De castillos, pazos y escoriales
Amanece cubierto. Cosas de la Galicia otoñal. Desde lo alto de la ventana del Parador se divisa un horizonte interminable. Y con la luz del día se ve la armonía del patio claustral de tres alturas. Bajamos andando hacia lo que se conoce como la Judería, que ha sido algo rehabilitada y que muestra casas de una sola altura con balcones de madera y algún mirador. Se adentra uno en ella a través de unas portalones de piedra de doble arco. Por encima de nuestras cabezas sobrevuelan los restos de la fortaleza, como si de una ruina romántica se tratara. No hay nadie por las callejas, limpias y con algún brote de color que las anima.
Conforme nos adentramos en el pueblo, se ve más animación, amas de casa, escolantes, jubiladas que toman café... Las imitamos. En la televisión dan noticias y nos enteramos de la dimisión de Miss Truss, que dios confunda. Pasamos por el punto de información y con un mapita de papel nos dirigimos al edificio de los Escolapios. Sus cien metros de fachada granítica nos dejan atónitos. Las ventanas son el único adorno de la edificación, de ahí el adjetivo de "escurialense". Hasta la tarde no hay posibilidad de visitarlo, así que volvemos al Parador, a coger el coche para dirigirnos a visitar el Pazo de Tor, que había sido propiedad del linaje de los Garza, desde que se levantó en el s. XVIII, hasta que su última propietaria lo donó a la Diputación lucense en 1993, razón por la cual ha quedado constituido como museo de visita gratuita y guiada en nuestro caso por Tar, un experto preparadísimo que nos atiende sólo a nosotros. No se pueden hacer fotografías, cosa rara.
La construcción tiene forma de U y está orientada al SE para aprovechar al máximo la luz. El salón de entrada sirve de punto de distribución a las habitaciones. Como gente de posibles, junto al dormitorio principal, con dosel, se hicieron instalar una bañera de mármol, un retrete de porcelana británica floreada; más allá una sala de juegos con billar, ajedrez, cartas; otra dedicada a la música con órganos y pianoforte, y una más para estar y recibir visitas, coquetísima; hay también una capilla oratorio y una biblioteca que no veremos por no estar el bibliotecario, aunque nos informan de que posee unos fondos importantes. Me quedo con las ganas.

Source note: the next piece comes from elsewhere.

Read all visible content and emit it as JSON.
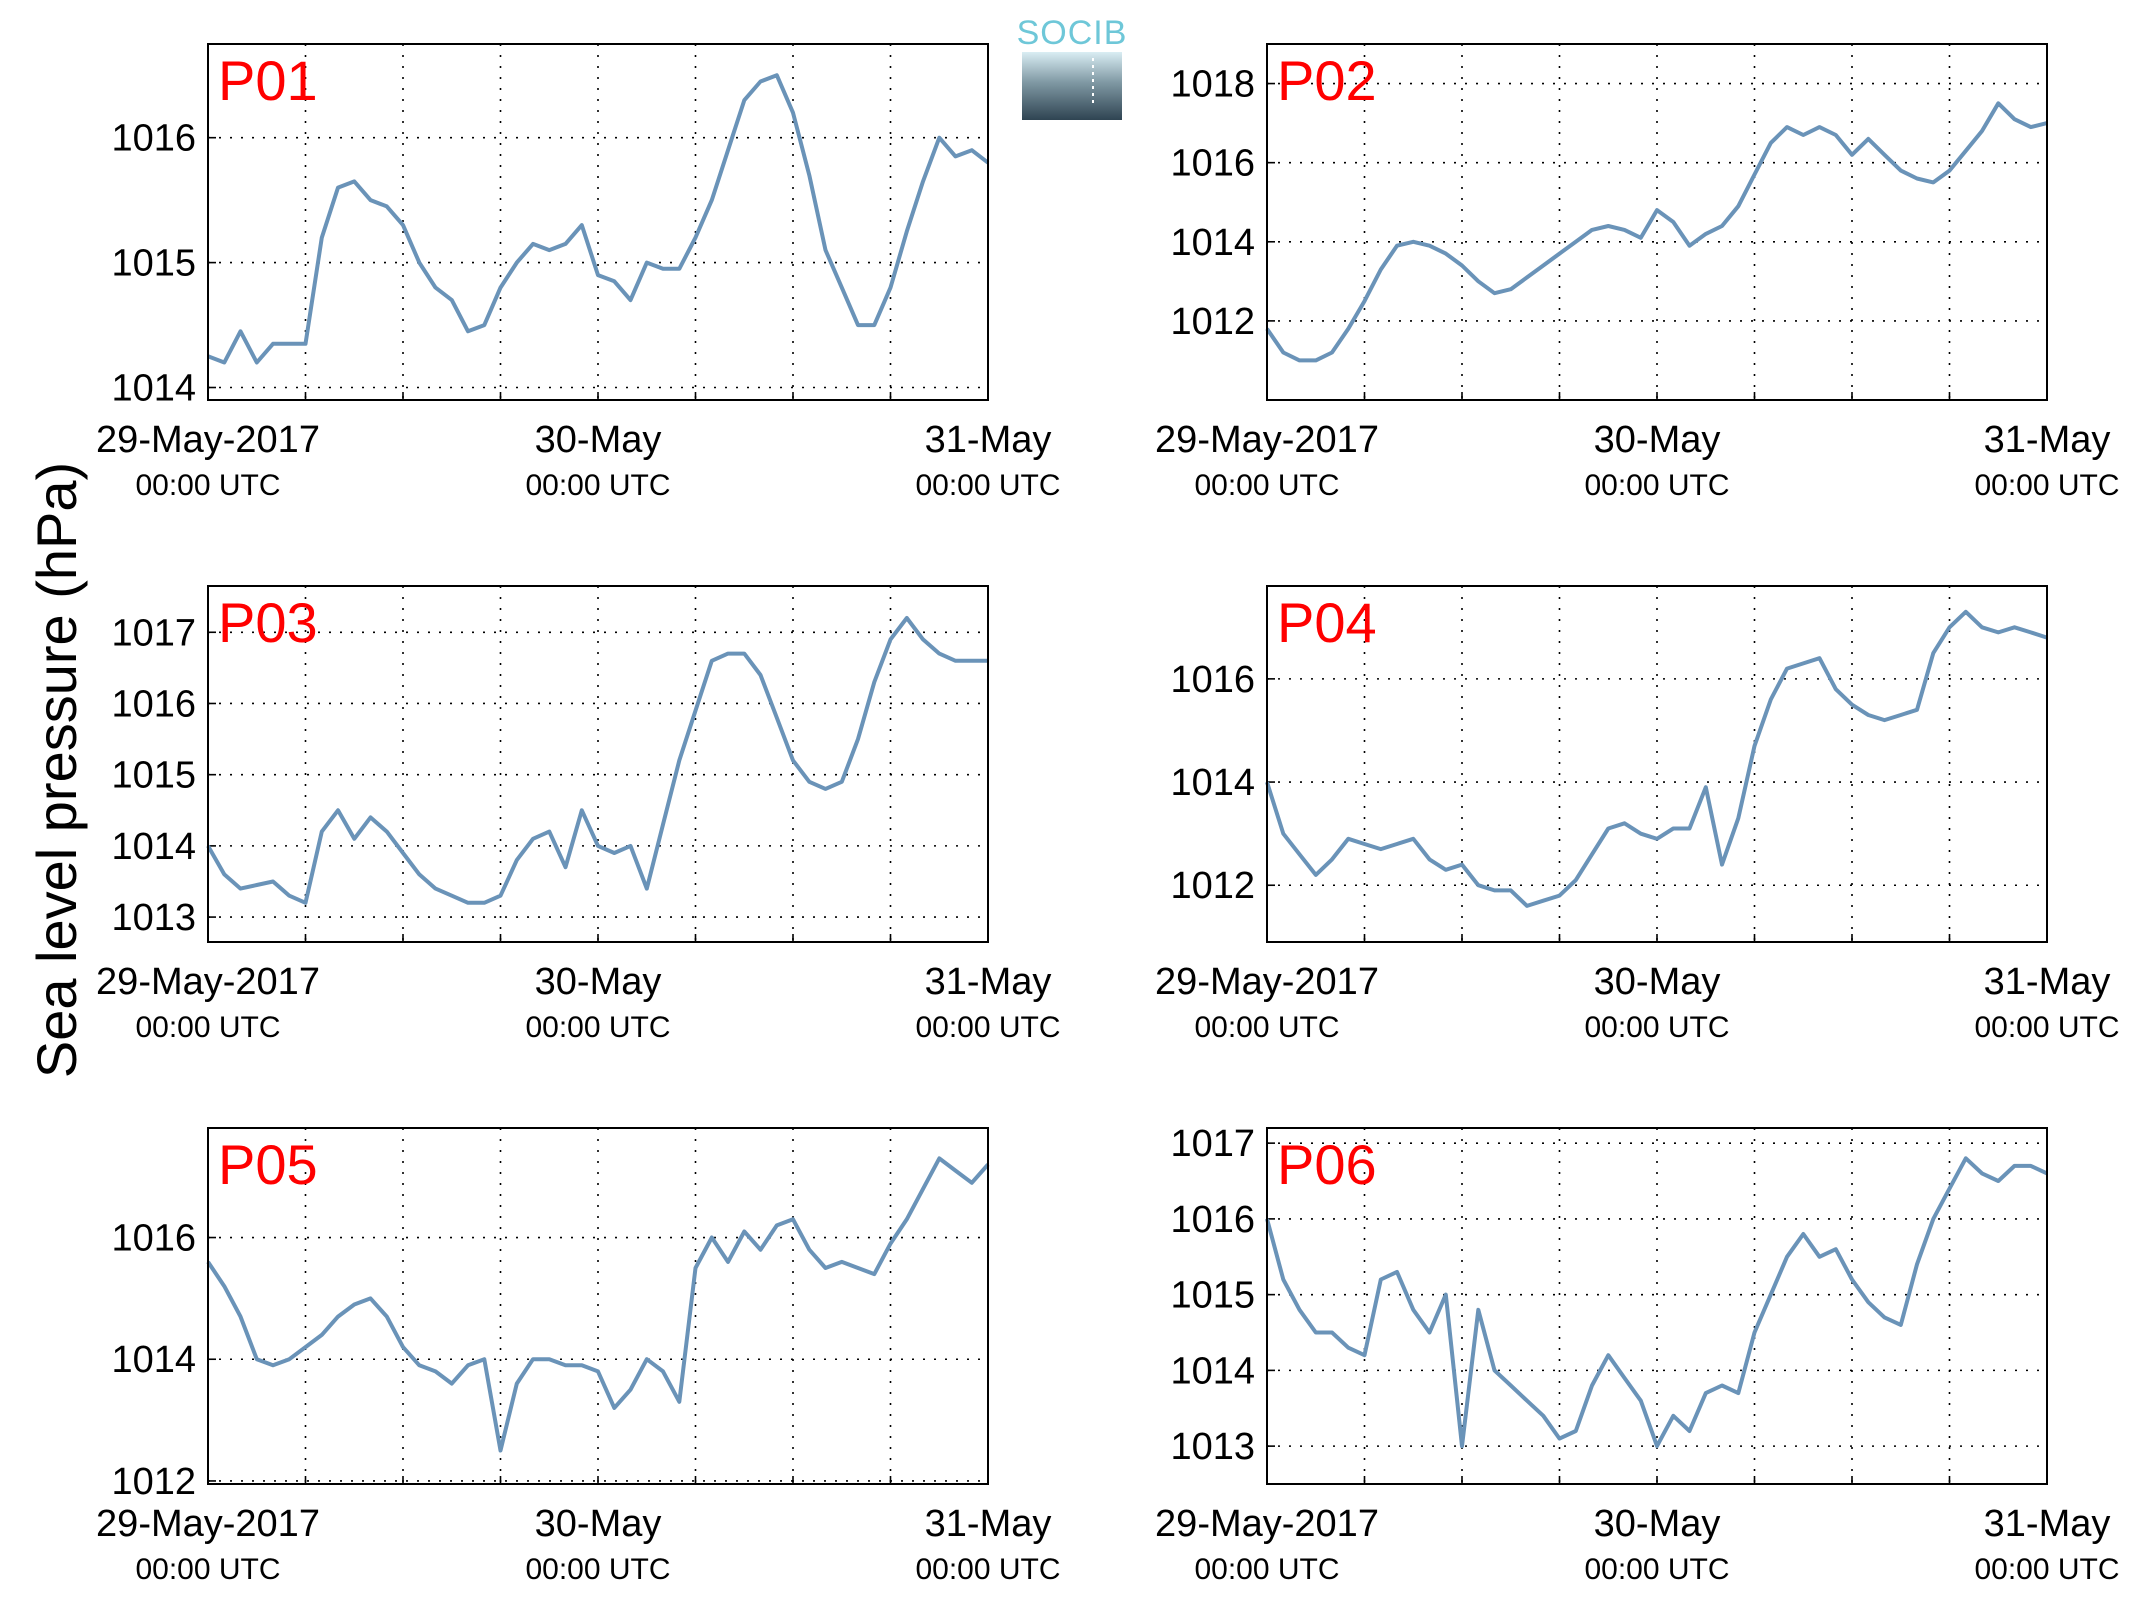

El mobiliario de época se ha mantenido cuidadísimo, posee una colección de armaduras y abundantes pinturas. En el exterior, un jardín de inspiración francesa con formas geométricas curiosísimas. Se concibió, como todos los pazos, para ser autosuficiente, por lo que la planta baja estaba dedicada a las habitaciones de la servidumbre (el up and down no lo inventaron los ingleses). Y en esas dependencias hay un telar, una zona de carpintería y en la parte de las caballerizas, espacio para el palafrenero, el herrero y una espléndida colección de carruajes con los que la última propietaria bajaba a la ciudad. La visita dura hora y media durante la cual no dejamos de admirarnos, no sólo de lo que vemos, sino de todo lo que socialmente supone la existencia de los pazos.
Al adentrarnos en él, la lluvia abrillanta las piedras herrerianas del claustro mayor. El menor está en obras, con lo que no lo podremos ver. La iglesia, sí, con su imponente cúpula semiesférica de treinta metros de altura. El retablo, de madera de roble, sorprende por las figuras en alto relieve situadas en la primera franja. Santa María la Antigua, en un plano superior, queda más desdibujada, y coronándolo todo la figura del de Loyola. Queda la sacristía, armónicamente cuadrangular, con un Greco joven y cinco apóstoles de A. del Sarto, que parece que fueron "vestidos", dada la presencia corporal de los mismos.
Cuando salimos, aún nos quedan arrestos para ir paseando hacia el Museo de Arte Sacro, ubicado en el convento de las Clarisas. Todo son relicarios, casullas ricamente bordadas en oro y plata, colecciones de chapines arzobispales, orfebrería variada, hasta que llegamos a la única pieza que da sentido a la visita, un Cristo yacente de G. Fernández, muy vallisoletano.